# Thread: [SOLVED] Minimum of a complex function, proof

1. ## [SOLVED] Minimum of a complex function, proof

I've no idea what theorem can be useful to prove the following : Let $f$ be a continuous function in a closed and bounded region $R$, assume also that $f$ is analytic and not constant in the interior of $R$.
Assuming that $f(z)\neq 0$ in all $R$, prove that $|f(z)|$ has a minimum and that it is reached in the frontier of $R$ and never in the interior of $R$.

2. I'm not sure, but I suspect this may be an application of Liouville's theorem:

http://www.proofwiki.org/wiki/Liouvi...mplex_Analysis)

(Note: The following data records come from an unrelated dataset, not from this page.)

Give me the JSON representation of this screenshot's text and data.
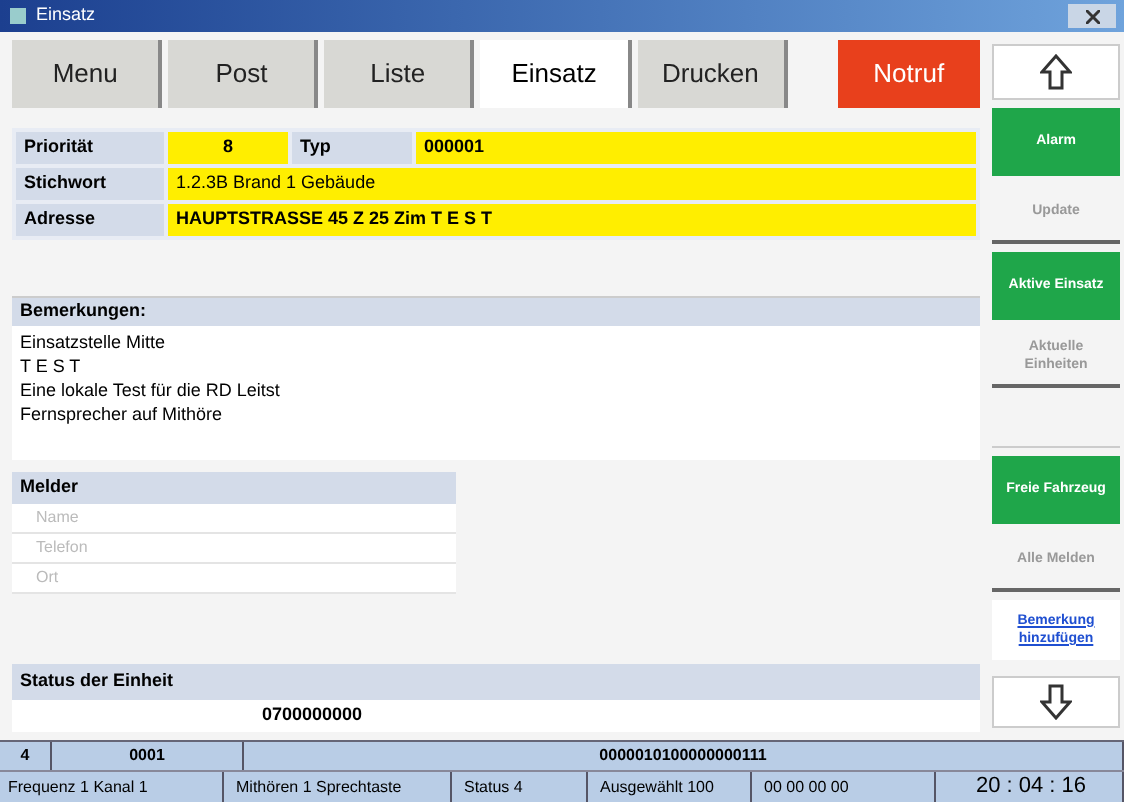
{
  "window": {
    "title": "Einsatz"
  },
  "tabs": [
    {
      "label": "Menu",
      "selected": false,
      "kind": "tab"
    },
    {
      "label": "Post",
      "selected": false,
      "kind": "tab"
    },
    {
      "label": "Liste",
      "selected": false,
      "kind": "tab"
    },
    {
      "label": "Einsatz",
      "selected": true,
      "kind": "tab"
    },
    {
      "label": "Drucken",
      "selected": false,
      "kind": "tab"
    },
    {
      "label": "Notruf",
      "selected": false,
      "kind": "alarm"
    }
  ],
  "incident": {
    "priority_label": "Priorität",
    "priority": "8",
    "type_label": "Typ",
    "type": "000001",
    "keyword_label": "Stichwort",
    "keyword": "1.2.3B Brand 1 Gebäude",
    "address_label": "Adresse",
    "address": "HAUPTSTRASSE 45 Z 25 Zim T E S T"
  },
  "remarks": {
    "title": "Bemerkungen:",
    "lines": [
      "Einsatzstelle Mitte",
      "T E S T",
      "Eine lokale Test für die RD Leitst",
      "Fernsprecher auf Mithöre"
    ]
  },
  "reporter": {
    "title": "Melder",
    "rows": [
      "Name",
      "Telefon",
      "Ort"
    ]
  },
  "unit_status": {
    "title": "Status der Einheit",
    "value": "0700000000"
  },
  "side_buttons": [
    {
      "label": "Alarm",
      "kind": "green"
    },
    {
      "label": "Update",
      "kind": "plain"
    },
    {
      "label": "Aktive Einsatz",
      "kind": "green"
    },
    {
      "label": "Aktuelle Einheiten",
      "kind": "plain"
    },
    {
      "kind": "blank"
    },
    {
      "label": "Freie Fahrzeug",
      "kind": "green"
    },
    {
      "label": "Alle Melden",
      "kind": "plain"
    },
    {
      "label": "Bemerkung hinzufügen",
      "kind": "link"
    }
  ],
  "bottom_bar": [
    "4",
    "0001",
    "0000010100000000111"
  ],
  "status_bar": [
    "Frequenz 1 Kanal 1",
    "Mithören 1 Sprechtaste",
    "Status 4",
    "Ausgewählt 100",
    "00 00 00 00",
    "20 : 04 : 16"
  ]
}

... check it out anyway, there may be techniques and insights in there which will give you some inspiration.

3. If $f(R)\ne 0$, then what can you say about the (analytic) function $g(R)=\frac{1}{f(R)}$ using the Maximum Modulus Principle?

4. Originally Posted by shawsend
If $f(R)\ne 0$, then what can you say about the (analytic) function $g(R)=\frac{1}{f(R)}$ using the Maximum Modulus Principle?
That $g$ reaches a minimum in the frontier of $R$.
Not sure I'm right. By the way I never heard this principle before. That's interesting, it reminds me of Extreme value theorem - Wikipedia, the free encyclopedia. Thanks a lot!

5. By the Maximum Modulus Principle, $g(z)$ reaches a maximum on the boundary which means that $f(z)$ must reach a minimum on the boundary as well.